We are fully capable of assessing a situation, determining risk and setting boundaries. Minnesota State Attorney General Keith Ellison told an editorial writer that, contrary to the lawsuit, "there are state statutes that specifically allow institutions to keep out guns. That is a very sound law."
Let us state this as clearly as possible: Guns at the Minnesota State Fair is a terrible idea. It would fundamentally change the nature of the Great Minnesota Get-Together to see people with rifles slung over one shoulder or a Glock tucked into a holster amid fairgrounds packed with families, toddlers, seniors and teenagers.
Whether the advocates are doing this as simply one more exercise in boundary-pushing, to raise funds, or out of perhaps an overweening fear of fairgoers, they risk driving off those who were greatly anticipating the peaceful celebratory atmosphere at one of Minnesota's most cherished traditions.
"I don't know why they feel so afraid," Ellison said. "Guns inherently introduce an element of danger. The rest of us have rights, too, including the right not to be in a gun-infested area just so someone can prove a point." While Ellison is not a party to the lawsuit, he told an editorial writer that he will review the complaint and "will not hesitate to get involved if need be."

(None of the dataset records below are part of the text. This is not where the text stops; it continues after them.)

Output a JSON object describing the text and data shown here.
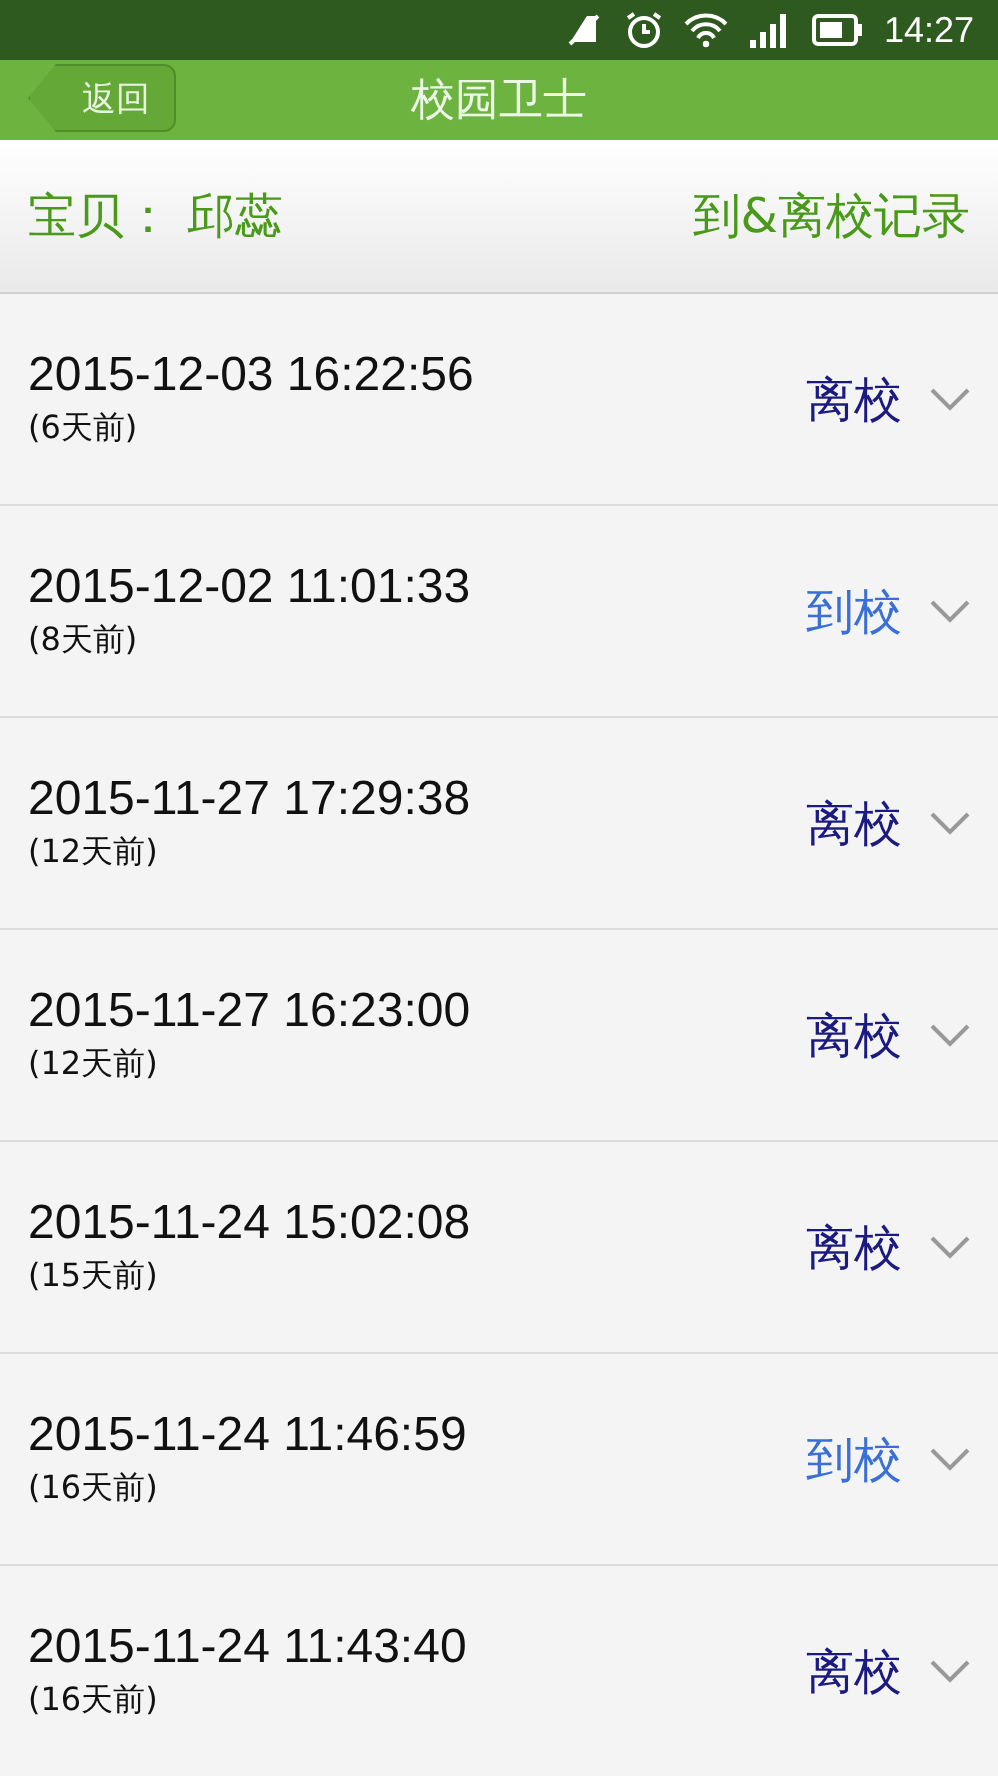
{
  "status_bar": {
    "time": "14:27"
  },
  "header": {
    "back": "返回",
    "title": "校园卫士"
  },
  "subheader": {
    "child": "宝贝： 邱蕊",
    "heading": "到&离校记录"
  },
  "records": [
    {
      "time": "2015-12-03 16:22:56",
      "ago": "(6天前)",
      "kind": "leave",
      "status": "离校"
    },
    {
      "time": "2015-12-02 11:01:33",
      "ago": "(8天前)",
      "kind": "arrive",
      "status": "到校"
    },
    {
      "time": "2015-11-27 17:29:38",
      "ago": "(12天前)",
      "kind": "leave",
      "status": "离校"
    },
    {
      "time": "2015-11-27 16:23:00",
      "ago": "(12天前)",
      "kind": "leave",
      "status": "离校"
    },
    {
      "time": "2015-11-24 15:02:08",
      "ago": "(15天前)",
      "kind": "leave",
      "status": "离校"
    },
    {
      "time": "2015-11-24 11:46:59",
      "ago": "(16天前)",
      "kind": "arrive",
      "status": "到校"
    },
    {
      "time": "2015-11-24 11:43:40",
      "ago": "(16天前)",
      "kind": "leave",
      "status": "离校"
    }
  ]
}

Gov. Tim Walz, himself a gun owner and hunter, said in a statement to an editorial writer that "responsible gun owners know that just because you can have a gun doesn't mean you should in any situation." Guns at the fair, he said, would be "unnecessary and irresponsible."
Minnesota should hope Ramsey County District Court acts as quickly as possible to affirm the right of fair organizers to ban firearms, as other entities have been able to do.